In order to understand the controversy around Zelezny, it is important to recognize that the Czech public has been subjected to two views of the man and his saga. Zelezny himself has promoted the first view through the publication of his memoirs in a book titled "Stvanice." In it, Zelezny claims that during the August 1968 Warsaw Pact invasion of Czechoslovakia, he actively participated in clandestine broadcasts of Czechoslovak Television. Zelezny also says that in the mid-1980s he contributed to "samizdat" publications and that, in 1990, he became spokesman for the Czechoslovak Civic Forum (OF). In 1993, Zelezny became general manager of CET 21, preparing a project on the basis of which that company won a television-broadcasting license in the Czech Republic. He was subsequently named general manager of CNTS, TV Nova's service provider. On 19 April 1999, he was dismissed from his post as general manager of CNTS by CNTS's owners, Ronald Lauder's Central European Media Enterprises (CME).
The other view is that held by a number of Czech intellectuals -- many of whom question the truthfulness of some aspects of Zelezny's curriculum vitae as presented in "Stvanice."
In January, Zelezny was stripped of his parliamentary immunity by the Czech Senate in a vote in which 61 of the 80 senators present backed the prosecutor's request.
The primary investor into TV Nova was Bermuda-based CME, founded and owned by prominent U.S. businessman Ronald Lauder. However, as time passed and TV Nova gained popularity among Czech viewers, Zelezny wielded increasing power over a growing television empire. When CME moved to fire him from TV Nova in 1999, Zelezny turned the tables -- dropping his American partners and taking CET 21's broadcast license with him. Zelezny has claimed that he acted in accordance with an August 1999 decision of the Czech Radio and Television Broadcasting Council.

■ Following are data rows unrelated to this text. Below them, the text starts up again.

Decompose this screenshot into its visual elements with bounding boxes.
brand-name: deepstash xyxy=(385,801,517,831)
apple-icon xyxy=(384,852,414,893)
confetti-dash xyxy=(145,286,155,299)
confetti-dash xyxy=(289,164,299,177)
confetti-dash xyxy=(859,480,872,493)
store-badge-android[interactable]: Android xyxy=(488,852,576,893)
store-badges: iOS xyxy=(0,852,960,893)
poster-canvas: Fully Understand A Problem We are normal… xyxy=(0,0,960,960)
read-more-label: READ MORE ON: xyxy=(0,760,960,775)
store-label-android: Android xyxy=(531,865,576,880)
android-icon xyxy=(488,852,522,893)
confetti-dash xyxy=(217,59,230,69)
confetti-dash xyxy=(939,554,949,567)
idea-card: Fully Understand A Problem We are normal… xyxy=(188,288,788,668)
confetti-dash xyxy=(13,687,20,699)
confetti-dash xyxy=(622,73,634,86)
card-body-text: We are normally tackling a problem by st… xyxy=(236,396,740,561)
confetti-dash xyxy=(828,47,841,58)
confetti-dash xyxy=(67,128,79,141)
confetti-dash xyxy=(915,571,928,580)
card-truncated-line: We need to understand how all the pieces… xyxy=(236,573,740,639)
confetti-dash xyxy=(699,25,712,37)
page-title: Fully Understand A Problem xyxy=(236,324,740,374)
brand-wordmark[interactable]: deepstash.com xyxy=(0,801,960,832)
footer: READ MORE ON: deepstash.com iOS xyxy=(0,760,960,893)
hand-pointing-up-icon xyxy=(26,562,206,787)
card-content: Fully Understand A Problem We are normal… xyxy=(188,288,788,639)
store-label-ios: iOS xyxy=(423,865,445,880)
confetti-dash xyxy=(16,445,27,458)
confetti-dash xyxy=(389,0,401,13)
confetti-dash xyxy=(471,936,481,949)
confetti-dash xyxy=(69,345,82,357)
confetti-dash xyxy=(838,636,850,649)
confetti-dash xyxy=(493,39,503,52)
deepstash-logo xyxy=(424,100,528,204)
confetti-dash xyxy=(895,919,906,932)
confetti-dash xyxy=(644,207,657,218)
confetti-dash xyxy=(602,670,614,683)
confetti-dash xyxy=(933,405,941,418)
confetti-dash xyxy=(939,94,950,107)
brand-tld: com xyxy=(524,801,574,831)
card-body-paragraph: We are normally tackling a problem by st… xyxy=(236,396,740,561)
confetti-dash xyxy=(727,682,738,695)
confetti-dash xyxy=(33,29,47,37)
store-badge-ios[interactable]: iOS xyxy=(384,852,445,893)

The TV Nova case led to a number of international court cases. First, in February 2001, the Paris-based International Court of Arbitration ordered Zelezny to pay 1 billion CZK (nearly $38 million at the current exchange rate) in damages to CME; that obligation was subsequently (September 2002) covered by TV Nova's new owners, led by Czech financial group PPF Holding. Lauder meanwhile filed suit in London in March 2001 against the Czech state based on the claim that authorities failed sufficiently to fulfill their commitments under an investment-protection treaty. On 14 March, a Stockholm appellate court ordered the Czech Republic to pay CME some $353 million in compensation. This sum was said to reflect CME's actual investment into TV Nova. "The New York Times" reported on 16 May that Fred Klinkhammer, chief executive of CME, said in a telephone interview that his company "had been a victim of collusion between Zelezny and the regulatory council."

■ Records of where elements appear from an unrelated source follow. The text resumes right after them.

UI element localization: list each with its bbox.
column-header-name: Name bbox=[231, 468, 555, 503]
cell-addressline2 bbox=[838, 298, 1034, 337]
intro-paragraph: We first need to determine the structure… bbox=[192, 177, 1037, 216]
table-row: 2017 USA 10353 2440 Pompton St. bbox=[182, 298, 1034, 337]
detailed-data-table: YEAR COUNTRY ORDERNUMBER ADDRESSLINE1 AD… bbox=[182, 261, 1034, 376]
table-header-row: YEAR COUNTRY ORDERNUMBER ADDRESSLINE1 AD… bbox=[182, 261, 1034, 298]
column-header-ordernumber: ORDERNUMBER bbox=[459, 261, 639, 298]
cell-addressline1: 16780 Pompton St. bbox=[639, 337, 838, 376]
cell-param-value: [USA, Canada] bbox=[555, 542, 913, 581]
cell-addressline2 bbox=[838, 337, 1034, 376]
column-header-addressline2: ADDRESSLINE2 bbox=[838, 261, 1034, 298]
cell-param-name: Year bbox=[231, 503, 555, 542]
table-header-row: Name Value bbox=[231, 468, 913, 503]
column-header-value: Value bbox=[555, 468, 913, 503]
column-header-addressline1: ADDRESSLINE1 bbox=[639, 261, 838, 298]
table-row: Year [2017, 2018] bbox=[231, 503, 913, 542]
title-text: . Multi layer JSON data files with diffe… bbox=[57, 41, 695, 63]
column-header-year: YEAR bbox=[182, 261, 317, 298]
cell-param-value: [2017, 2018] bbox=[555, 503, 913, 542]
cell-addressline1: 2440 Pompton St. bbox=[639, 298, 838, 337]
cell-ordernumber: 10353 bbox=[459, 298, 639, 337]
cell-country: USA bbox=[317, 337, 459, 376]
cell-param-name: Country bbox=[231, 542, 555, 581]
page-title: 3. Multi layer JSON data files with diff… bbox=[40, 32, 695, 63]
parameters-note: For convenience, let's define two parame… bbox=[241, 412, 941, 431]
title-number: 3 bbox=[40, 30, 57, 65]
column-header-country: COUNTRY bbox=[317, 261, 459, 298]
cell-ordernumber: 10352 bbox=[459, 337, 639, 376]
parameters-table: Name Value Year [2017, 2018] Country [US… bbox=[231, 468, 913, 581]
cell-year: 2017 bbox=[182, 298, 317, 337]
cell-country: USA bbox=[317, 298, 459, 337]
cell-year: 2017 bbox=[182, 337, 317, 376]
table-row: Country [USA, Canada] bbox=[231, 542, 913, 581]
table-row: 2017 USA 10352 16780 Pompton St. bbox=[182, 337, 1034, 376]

According to the Stockholm tribunal, the Czech Radio and Television Broadcasting Council acted with disregard for an international treaty on the protection of foreign investments. The council's controversial deputy chairman, Petr Stepanek, has repeatedly insisted that the council did not violate the law. But Czech citizens will nevertheless have to start paying off the $353 million debt. When interviewed by the Czech daily "Mlada fronta Dnes" regarding his own responsibility in the affair, Zelezny said the Czech state's debt does not involve him.
A Swedish court handed down the final verdict on 15 May, denying the Czech Republic's appeal against the payment order. On 16 May, Zelezny was dismissed from his position as TV Nova director, with the shareholders saying he has been rendered "superfluous due to reorganization."
Tereza Nemcova works for RFE/RL in Prague.